The Indian Nursing Council has finalised the curriculum for a two-year postgraduate residency programme for NPs, with the ministry inviting feedback from all stakeholders, including professionals and the general public.
However, a legal amendment would be needed in the Indian Nursing Council Act 1947 before the NPs can actually perform the role envisaged for them, which is a combination of nursing and basic diagnosis and treatment.
“Nurse practitioners in critical care/ acute care, oncology, emergency care, neurology, cardiovascular care, and anaesthesia, can be prepared to function in tertiary care settings. Rigorous educational preparation will enable them to diagnose and treat patients with critical illnesses as well as preventive… care relevant to such illnesses and patients’ responses to illness,” stated a document circulated by the Ministry of Health for feedback.

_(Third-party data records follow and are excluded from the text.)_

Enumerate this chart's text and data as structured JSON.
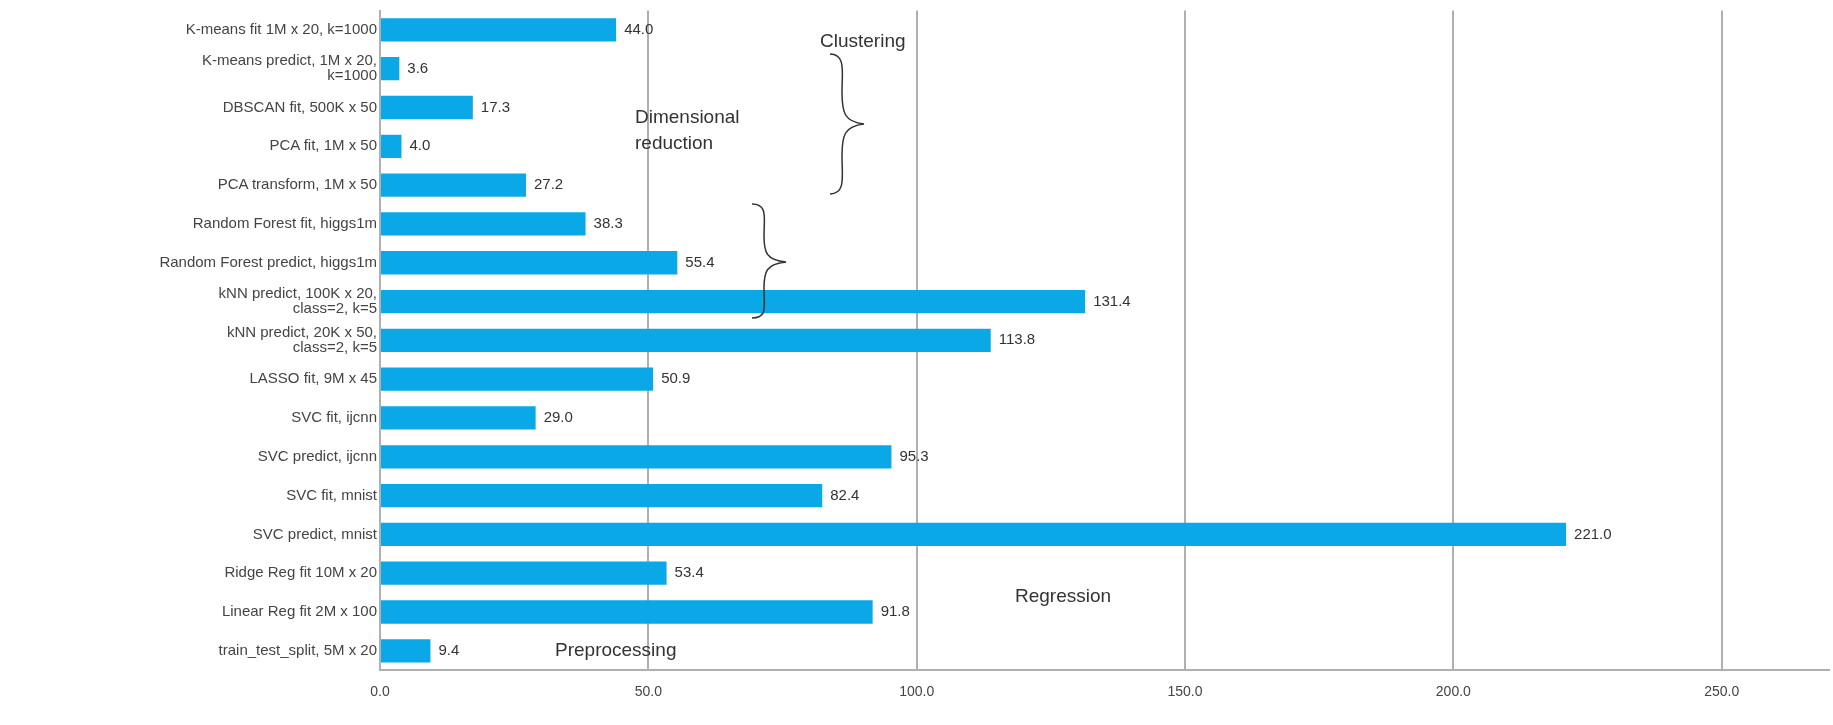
{
  "chart_data": {
    "type": "bar",
    "orientation": "horizontal",
    "categories": [
      "K-means fit 1M x 20, k=1000",
      "K-means predict, 1M x 20, k=1000",
      "DBSCAN fit, 500K x 50",
      "PCA fit, 1M x 50",
      "PCA transform, 1M x 50",
      "Random Forest fit, higgs1m",
      "Random Forest predict, higgs1m",
      "kNN predict, 100K x 20, class=2, k=5",
      "kNN predict, 20K x 50, class=2, k=5",
      "LASSO fit, 9M x 45",
      "SVC fit, ijcnn",
      "SVC predict, ijcnn",
      "SVC fit, mnist",
      "SVC predict, mnist",
      "Ridge Reg fit 10M x 20",
      "Linear Reg fit 2M x 100",
      "train_test_split, 5M x 20"
    ],
    "values": [
      44.0,
      3.6,
      17.3,
      4.0,
      27.2,
      38.3,
      55.4,
      131.4,
      113.8,
      50.9,
      29.0,
      95.3,
      82.4,
      221.0,
      53.4,
      91.8,
      9.4
    ],
    "value_labels": [
      "44.0",
      "3.6",
      "17.3",
      "4.0",
      "27.2",
      "38.3",
      "55.4",
      "131.4",
      "113.8",
      "50.9",
      "29.0",
      "95.3",
      "82.4",
      "221.0",
      "53.4",
      "91.8",
      "9.4"
    ],
    "color": "#0aa8e6",
    "xlim": [
      0,
      270
    ],
    "xticks": [
      {
        "value": 0,
        "label": "0.0"
      },
      {
        "value": 50,
        "label": "50.0"
      },
      {
        "value": 100,
        "label": "100.0"
      },
      {
        "value": 150,
        "label": "150.0"
      },
      {
        "value": 200,
        "label": "200.0"
      },
      {
        "value": 250,
        "label": "250.0"
      }
    ],
    "grid": "x",
    "legend": false,
    "annotations": [
      "Clustering",
      "Dimensional\nreduction",
      "Regression",
      "Preprocessing"
    ]
  }
}
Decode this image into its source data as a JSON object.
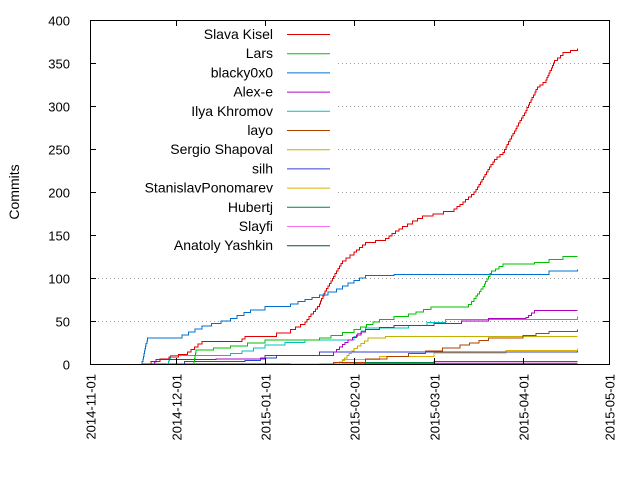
{
  "chart_data": {
    "type": "line",
    "title": "",
    "xlabel": "",
    "ylabel": "Commits",
    "xlim": [
      "2014-11-01",
      "2015-05-01"
    ],
    "ylim": [
      0,
      400
    ],
    "xticks": [
      "2014-11-01",
      "2014-12-01",
      "2015-01-01",
      "2015-02-01",
      "2015-03-01",
      "2015-04-01",
      "2015-05-01"
    ],
    "yticks": [
      0,
      50,
      100,
      150,
      200,
      250,
      300,
      350,
      400
    ],
    "grid": true,
    "legend_position": "top-left",
    "series": [
      {
        "name": "Slava Kisel",
        "color": "#e00000",
        "points": [
          [
            "2014-11-19",
            0
          ],
          [
            "2014-12-05",
            14
          ],
          [
            "2014-12-10",
            26
          ],
          [
            "2014-12-23",
            26
          ],
          [
            "2014-12-25",
            32
          ],
          [
            "2015-01-05",
            36
          ],
          [
            "2015-01-10",
            40
          ],
          [
            "2015-01-15",
            49
          ],
          [
            "2015-01-20",
            70
          ],
          [
            "2015-01-22",
            85
          ],
          [
            "2015-01-25",
            102
          ],
          [
            "2015-01-28",
            120
          ],
          [
            "2015-02-01",
            130
          ],
          [
            "2015-02-05",
            141
          ],
          [
            "2015-02-12",
            146
          ],
          [
            "2015-02-18",
            160
          ],
          [
            "2015-02-25",
            172
          ],
          [
            "2015-03-08",
            180
          ],
          [
            "2015-03-15",
            200
          ],
          [
            "2015-03-22",
            238
          ],
          [
            "2015-03-25",
            246
          ],
          [
            "2015-03-28",
            265
          ],
          [
            "2015-04-02",
            295
          ],
          [
            "2015-04-06",
            322
          ],
          [
            "2015-04-09",
            330
          ],
          [
            "2015-04-12",
            353
          ],
          [
            "2015-04-15",
            362
          ],
          [
            "2015-04-20",
            367
          ]
        ]
      },
      {
        "name": "Lars",
        "color": "#00c000",
        "points": [
          [
            "2014-12-07",
            0
          ],
          [
            "2014-12-08",
            16
          ],
          [
            "2014-12-20",
            21
          ],
          [
            "2015-01-01",
            28
          ],
          [
            "2015-01-20",
            30
          ],
          [
            "2015-02-01",
            40
          ],
          [
            "2015-02-10",
            52
          ],
          [
            "2015-02-20",
            58
          ],
          [
            "2015-02-28",
            66
          ],
          [
            "2015-03-12",
            66
          ],
          [
            "2015-03-15",
            76
          ],
          [
            "2015-03-18",
            90
          ],
          [
            "2015-03-21",
            108
          ],
          [
            "2015-03-25",
            116
          ],
          [
            "2015-04-05",
            118
          ],
          [
            "2015-04-15",
            125
          ],
          [
            "2015-04-20",
            125
          ]
        ]
      },
      {
        "name": "blacky0x0",
        "color": "#0070d0",
        "points": [
          [
            "2014-11-19",
            0
          ],
          [
            "2014-11-21",
            30
          ],
          [
            "2014-12-03",
            34
          ],
          [
            "2014-12-10",
            44
          ],
          [
            "2014-12-20",
            53
          ],
          [
            "2014-12-27",
            63
          ],
          [
            "2015-01-01",
            67
          ],
          [
            "2015-01-10",
            70
          ],
          [
            "2015-01-15",
            75
          ],
          [
            "2015-01-20",
            80
          ],
          [
            "2015-01-26",
            87
          ],
          [
            "2015-01-30",
            94
          ],
          [
            "2015-02-05",
            103
          ],
          [
            "2015-02-15",
            104
          ],
          [
            "2015-03-31",
            104
          ],
          [
            "2015-04-10",
            108
          ],
          [
            "2015-04-20",
            110
          ]
        ]
      },
      {
        "name": "Alex-e",
        "color": "#b000c0",
        "points": [
          [
            "2014-11-23",
            0
          ],
          [
            "2014-11-24",
            5
          ],
          [
            "2014-12-15",
            6
          ],
          [
            "2015-01-01",
            10
          ],
          [
            "2015-01-25",
            14
          ],
          [
            "2015-01-30",
            28
          ],
          [
            "2015-02-05",
            40
          ],
          [
            "2015-02-15",
            45
          ],
          [
            "2015-03-01",
            47
          ],
          [
            "2015-03-20",
            53
          ],
          [
            "2015-04-02",
            54
          ],
          [
            "2015-04-05",
            62
          ],
          [
            "2015-04-20",
            62
          ]
        ]
      },
      {
        "name": "Ilya Khromov",
        "color": "#00c0c0",
        "points": [
          [
            "2014-11-28",
            0
          ],
          [
            "2014-11-29",
            10
          ],
          [
            "2014-12-20",
            12
          ],
          [
            "2015-01-01",
            22
          ],
          [
            "2015-01-15",
            28
          ],
          [
            "2015-02-01",
            32
          ],
          [
            "2015-02-05",
            42
          ],
          [
            "2015-02-20",
            45
          ],
          [
            "2015-03-05",
            52
          ],
          [
            "2015-04-20",
            55
          ]
        ]
      },
      {
        "name": "layo",
        "color": "#b04000",
        "points": [
          [
            "2015-01-20",
            0
          ],
          [
            "2015-01-25",
            2
          ],
          [
            "2015-02-05",
            6
          ],
          [
            "2015-02-20",
            12
          ],
          [
            "2015-03-10",
            22
          ],
          [
            "2015-03-20",
            30
          ],
          [
            "2015-04-01",
            33
          ],
          [
            "2015-04-10",
            38
          ],
          [
            "2015-04-20",
            40
          ]
        ]
      },
      {
        "name": "Sergio Shapoval",
        "color": "#c0b000",
        "points": [
          [
            "2015-01-26",
            0
          ],
          [
            "2015-01-28",
            4
          ],
          [
            "2015-02-01",
            18
          ],
          [
            "2015-02-06",
            30
          ],
          [
            "2015-02-12",
            32
          ],
          [
            "2015-04-20",
            32
          ]
        ]
      },
      {
        "name": "silh",
        "color": "#3040d0",
        "points": [
          [
            "2014-12-03",
            0
          ],
          [
            "2014-12-04",
            3
          ],
          [
            "2014-12-25",
            4
          ],
          [
            "2015-01-05",
            10
          ],
          [
            "2015-01-20",
            14
          ],
          [
            "2015-04-20",
            15
          ]
        ]
      },
      {
        "name": "StanislavPonomarev",
        "color": "#e0b000",
        "points": [
          [
            "2015-01-26",
            0
          ],
          [
            "2015-01-28",
            5
          ],
          [
            "2015-02-10",
            9
          ],
          [
            "2015-03-01",
            13
          ],
          [
            "2015-04-20",
            18
          ]
        ]
      },
      {
        "name": "Hubertj",
        "color": "#008040",
        "points": [
          [
            "2015-01-25",
            0
          ],
          [
            "2015-02-05",
            2
          ],
          [
            "2015-03-01",
            3
          ],
          [
            "2015-04-20",
            3
          ]
        ]
      },
      {
        "name": "Slayfi",
        "color": "#f070f0",
        "points": [
          [
            "2015-01-10",
            0
          ],
          [
            "2015-02-01",
            1
          ],
          [
            "2015-04-20",
            1
          ]
        ]
      },
      {
        "name": "Anatoly Yashkin",
        "color": "#005050",
        "points": [
          [
            "2014-11-19",
            0
          ],
          [
            "2015-04-20",
            0
          ]
        ]
      }
    ]
  }
}
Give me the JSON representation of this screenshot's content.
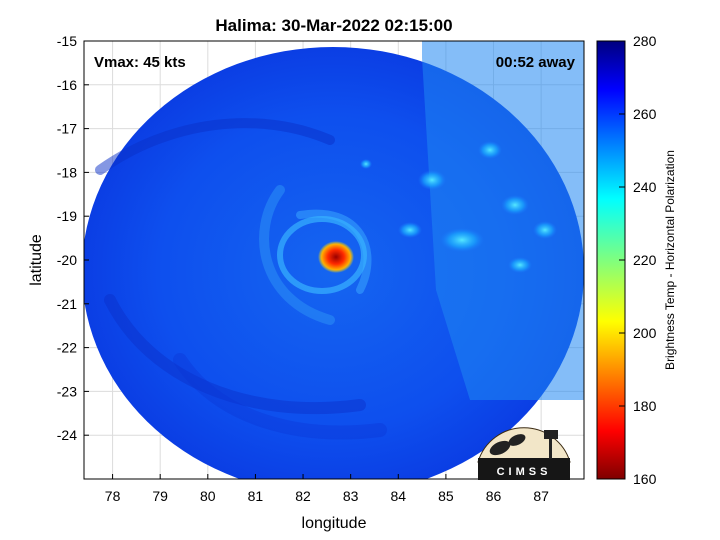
{
  "chart_data": {
    "type": "heatmap",
    "title": "Halima: 30-Mar-2022 02:15:00",
    "xlabel": "longitude",
    "ylabel": "latitude",
    "xlim": [
      77.4,
      87.9
    ],
    "ylim": [
      -25,
      -15
    ],
    "xticks": [
      78,
      79,
      80,
      81,
      82,
      83,
      84,
      85,
      86,
      87
    ],
    "yticks": [
      -15,
      -16,
      -17,
      -18,
      -19,
      -20,
      -21,
      -22,
      -23,
      -24
    ],
    "grid": true,
    "annotations": {
      "top_left": "Vmax: 45 kts",
      "top_right": "00:52 away"
    },
    "colorbar": {
      "label": "Brightness Temp - Horizontal Polarization",
      "range": [
        160,
        280
      ],
      "ticks": [
        280,
        260,
        240,
        220,
        200,
        180,
        160
      ],
      "colormap": "jet"
    },
    "swath": {
      "center": [
        82.6,
        -20.9
      ],
      "background_value": 256,
      "seam_longitude_note": "two overpasses joined along a diagonal edge"
    },
    "features": [
      {
        "name": "eye-cold-core",
        "lon": 82.6,
        "lat": -20.0,
        "value": 165
      },
      {
        "name": "inner-ring",
        "lon": 82.3,
        "lat": -19.9,
        "value": 240
      },
      {
        "name": "convection-1",
        "lon": 84.6,
        "lat": -18.4,
        "value": 228
      },
      {
        "name": "convection-2",
        "lon": 85.2,
        "lat": -19.4,
        "value": 226
      },
      {
        "name": "convection-3",
        "lon": 85.7,
        "lat": -17.3,
        "value": 232
      }
    ],
    "logo_text": "CIMSS"
  }
}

Sources said the ministry would wait for feedback from stakeholders before finalising the curriculum. “But it is important to understand that the current laws governing the profession do not provide for NPs to practice independently. Those amendments will have to be made before the first batch of NPs are ready to join the workforce,” said sources.
To start NP programmes, hospitals should be recognised as parent tertiary care centres with a minimum requirement of 500 beds and above each, with medical, surgical and cardiothoracic ICUs — each should have a minimum of 10 beds in each ICU and a total of 40-50 ICU beds.
NPs have been functioning in the US since 1960s, UK since 1980s, Australia since 1990s and Netherlands since 2010. In these countries, they are essentially nurses registered for advanced practice, who can take medical decisions or perform specified procedures. The American Association of Nurse Practitioners describes NPs as “clinicians that blend clinical expertise in diagnosing and treating health conditions with an added emphasis on disease prevention and health management”.
The introduction of nurse practitioners in the public health system has been a recurring theme in most stock-taking exercises in India.
The disciplines have been chosen keeping in mind India’s changing disease profile and the limited availability of trained specialists. For instance, there are less than 2,000 oncologists in the country for an estimated 1 crore cancer patients.
Neurology is yet another under-serviced area. While the Indian Council of Medical Research’s data show that an estimated 1.6 million people suffer a stroke every year, there are only an estimated 1,200 neurologists available.
Cardiovascular diseases are said to account for about 30 per cent of all deaths in India. But according to the Cardiological Society of India, the country has less than “4,000 cardiologists and 1,200 cardiac surgeons for a population of 1.2 billion”.